Per raggiungere questo obiettivo il Paese, governato dal Partito unico comunista, punta anche sui meccanismi di mercato. Partendo, non a caso, da Shenzhen. Shenzhen oggi è una metropoli del Guangdong, nella Cina meridionale (vicina a Hong Kong), che conta oltre 10 milioni di abitanti. Nel 1978, appena 35 anni fa, era in piccolo villaggio di pescatori, che fu scelto da Deng Xiaoping per realizzare la prima Zona Economia Speciale e sperimentare quel “comunismo di mercato” che, esportato nel resto del paese, ha prodotto, non senza contraddizioni, una crescita economica senza precedenti in Cina.
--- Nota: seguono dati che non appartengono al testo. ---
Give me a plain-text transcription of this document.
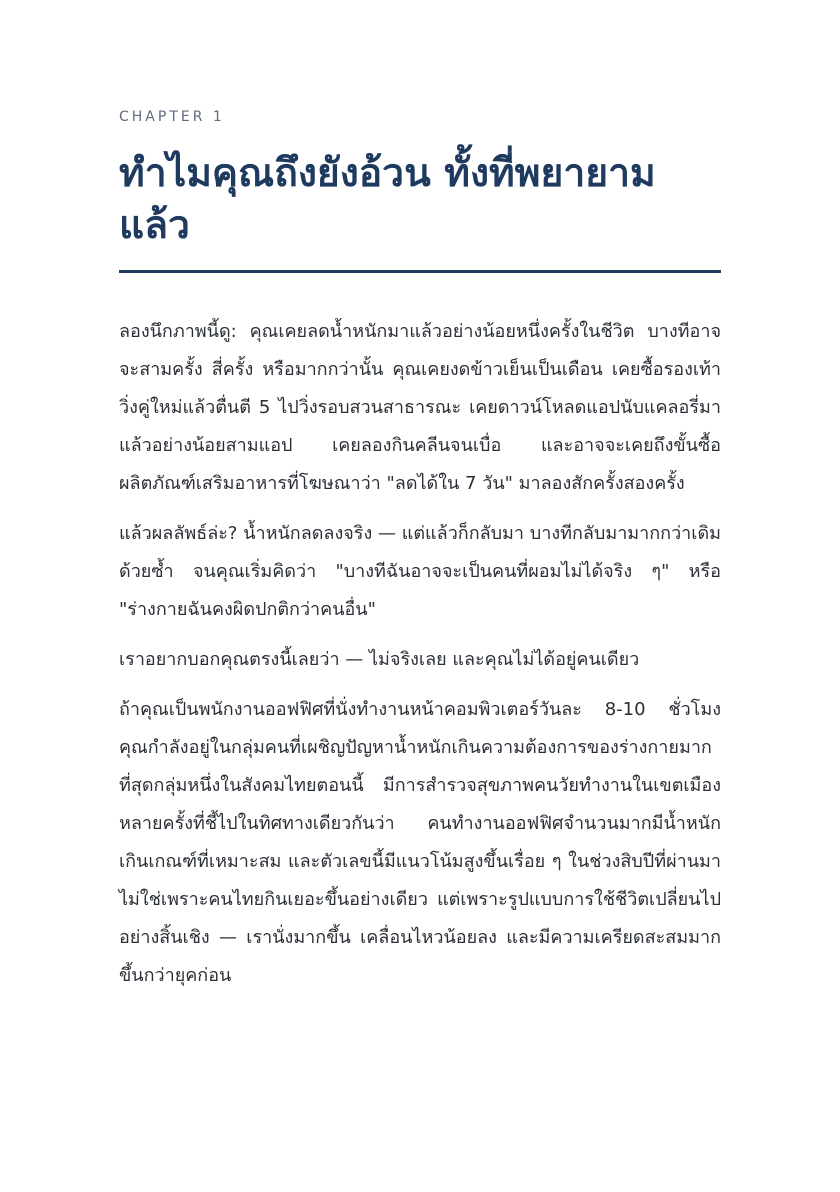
CHAPTER 1

ทำไมคุณถึงยังอ้วน ทั้งที่พยายามแล้ว

ลองนึกภาพนี้ดู: คุณเคยลดน้ำหนักมาแล้วอย่างน้อยหนึ่งครั้งในชีวิต บางทีอาจจะสามครั้ง สี่ครั้ง หรือมากกว่านั้น คุณเคยงดข้าวเย็นเป็นเดือน เคยซื้อรองเท้าวิ่งคู่ใหม่แล้วตื่นตี 5 ไปวิ่งรอบสวนสาธารณะ เคยดาวน์โหลดแอปนับแคลอรี่มาแล้วอย่างน้อยสามแอป เคยลองกินคลีนจนเบื่อ และอาจจะเคยถึงขั้นซื้อผลิตภัณฑ์เสริมอาหารที่โฆษณาว่า "ลดได้ใน 7 วัน" มาลองสักครั้งสองครั้ง

แล้วผลลัพธ์ล่ะ? น้ำหนักลดลงจริง — แต่แล้วก็กลับมา บางทีกลับมามากกว่าเดิมด้วยซ้ำ จนคุณเริ่มคิดว่า "บางทีฉันอาจจะเป็นคนที่ผอมไม่ได้จริง ๆ" หรือ "ร่างกายฉันคงผิดปกติกว่าคนอื่น"

เราอยากบอกคุณตรงนี้เลยว่า — ไม่จริงเลย และคุณไม่ได้อยู่คนเดียว

ถ้าคุณเป็นพนักงานออฟฟิศที่นั่งทำงานหน้าคอมพิวเตอร์วันละ 8-10 ชั่วโมง คุณกำลังอยู่ในกลุ่มคนที่เผชิญปัญหาน้ำหนักเกินความต้องการของร่างกายมากที่สุดกลุ่มหนึ่งในสังคมไทยตอนนี้ มีการสำรวจสุขภาพคนวัยทำงานในเขตเมืองหลายครั้งที่ชี้ไปในทิศทางเดียวกันว่า คนทำงานออฟฟิศจำนวนมากมีน้ำหนักเกินเกณฑ์ที่เหมาะสม และตัวเลขนี้มีแนวโน้มสูงขึ้นเรื่อย ๆ ในช่วงสิบปีที่ผ่านมา ไม่ใช่เพราะคนไทยกินเยอะขึ้นอย่างเดียว แต่เพราะรูปแบบการใช้ชีวิตเปลี่ยนไปอย่างสิ้นเชิง — เรานั่งมากขึ้น เคลื่อนไหวน้อยลง และมีความเครียดสะสมมากขึ้นกว่ายุคก่อน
Oggi Shenzhen torna a essere un luogo di sperimentazione. I meccanismi di mercato verranno utilizzati per cercare di rendere meno ecologicamente insostenibile la crescita del paese. Entro la fine dell’anno, come rivela la rivista Nature, lo schema “cap-and-trade” verrà implementato in altre quattro città (Pechino,  Tianjin, Shanghai and Chongqing), e in due intere province (la stessa Guangdong e Hubei). L’esperimento, secondo il Bloomberg New Energy Finance di Londra, riguarderà 864 milioni di tonnellate di anidride carbonica (emission stimate per il 2015), pari al 7% delle emissioni della Cina e alle emissioni dell’intera Germania.
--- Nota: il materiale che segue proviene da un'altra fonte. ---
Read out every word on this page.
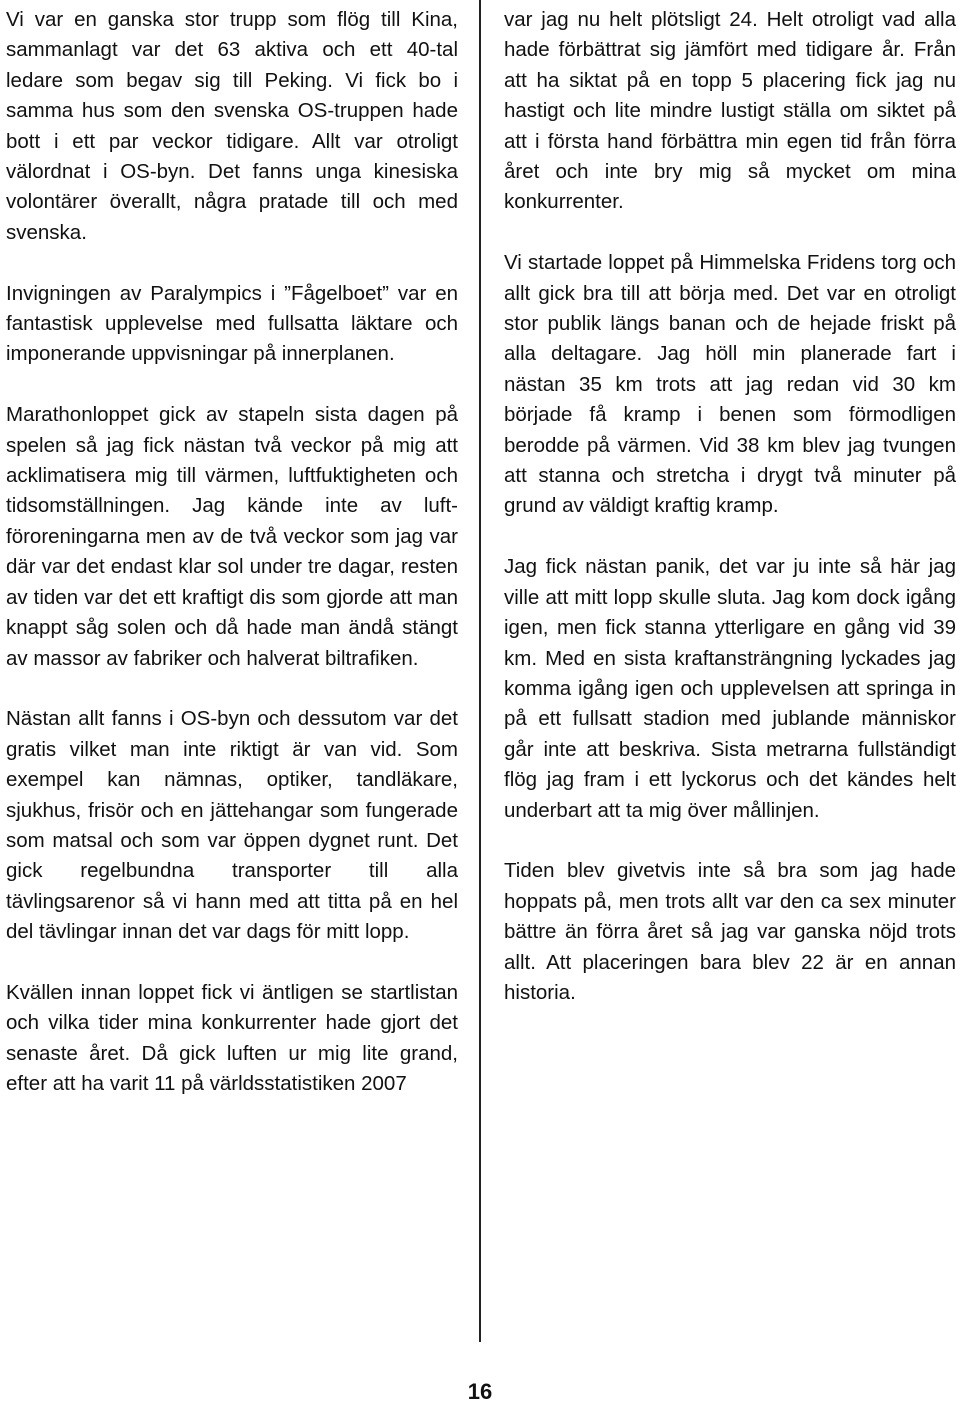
Vi var en ganska stor trupp som flög till Kina, sammanlagt var det 63 aktiva och ett 40-tal ledare som begav sig till Peking. Vi fick bo i samma hus som den svenska OS-truppen hade bott i ett par veckor tidigare. Allt var otroligt välordnat i OS-byn. Det fanns unga kinesiska volontärer överallt, några pratade till och med svenska.

Invigningen av Paralympics i ”Fågelboet” var en fantastisk upplevelse med fullsatta läktare och imponerande uppvisningar på innerplanen.

Marathonloppet gick av stapeln sista dagen på spelen så jag fick nästan två veckor på mig att acklimatisera mig till värmen, luftfuktigheten och tidsomställningen. Jag kände inte av luftföroreningarna men av de två veckor som jag var där var det endast klar sol under tre dagar, resten av tiden var det ett kraftigt dis som gjorde att man knappt såg solen och då hade man ändå stängt av massor av fabriker och halverat biltrafiken.

Nästan allt fanns i OS-byn och dessutom var det gratis vilket man inte riktigt är van vid. Som exempel kan nämnas, optiker, tandläkare, sjukhus, frisör och en jättehangar som fungerade som matsal och som var öppen dygnet runt. Det gick regelbundna transporter till alla tävlingsarenor så vi hann med att titta på en hel del tävlingar innan det var dags för mitt lopp.

Kvällen innan loppet fick vi äntligen se startlistan och vilka tider mina konkurrenter hade gjort det senaste året. Då gick luften ur mig lite grand, efter att ha varit 11 på världsstatistiken 2007

var jag nu helt plötsligt 24. Helt otroligt vad alla hade förbättrat sig jämfört med tidigare år. Från att ha siktat på en topp 5 placering fick jag nu hastigt och lite mindre lustigt ställa om siktet på att i första hand förbättra min egen tid från förra året och inte bry mig så mycket om mina konkurrenter.

Vi startade loppet på Himmelska Fridens torg och allt gick bra till att börja med. Det var en otroligt stor publik längs banan och de hejade friskt på alla deltagare. Jag höll min planerade fart i nästan 35 km trots att jag redan vid 30 km började få kramp i benen som förmodligen berodde på värmen. Vid 38 km blev jag tvungen att stanna och stretcha i drygt två minuter på grund av väldigt kraftig kramp.

Jag fick nästan panik, det var ju inte så här jag ville att mitt lopp skulle sluta. Jag kom dock igång igen, men fick stanna ytterligare en gång vid 39 km. Med en sista kraftansträngning lyckades jag komma igång igen och upplevelsen att springa in på ett fullsatt stadion med jublande människor går inte att beskriva. Sista metrarna fullständigt flög jag fram i ett lyckorus och det kändes helt underbart att ta mig över mållinjen.

Tiden blev givetvis inte så bra som jag hade hoppats på, men trots allt var den ca sex minuter bättre än förra året så jag var ganska nöjd trots allt. Att placeringen bara blev 22 är en annan historia.

16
Se funzionerà, lo schema coprirà l’intera nazione entro il 2016. E costituirà una parte non secondaria del “pacchetto” che la Cina porterà ai negoziati sul clima di Parigi del 2015 (quello dove ci si attende la firma di un accordo internazionale per abbattere le emissioni globali di gas serra) per mostrare non solo le sue buone intenzioni, ma anche le sue buone pratiche. Il pacchetto sarà costituito anche da una “carbon tax” che riguarderà i settori non coperti dal “cap-and-trade” e dall’impegno a ridurre la produzione di idrofluorocarburi, di cui hanno parlato il presidente  degli Stati Uniti, Barack Obama, e il presidente della Cina, Xi Jinping al recente vertice nel resort di  Rancho Mirage, in California.

Le domande sono due. Riuscirà la Cina a implementare sul suo vasto territorio un sistema così complicato, che richiede attente verifiche, come il “cap-and-trade”? Sarà sufficiente il pacchetto che sta approntando a contenere la crescita delle emissioni di gas serra del paese?

Le domande non sono impertinenti. Le stesse autorità cinesi non hanno certezza della risposta e stanno valutando la possibilità di mettere un tetto, a partire dal 2020, alle emissioni nazionali. Ovvero a sottoscrivere un accordo globale che impegni tutti i paesi ad abbattere le emissioni globali di gas serra.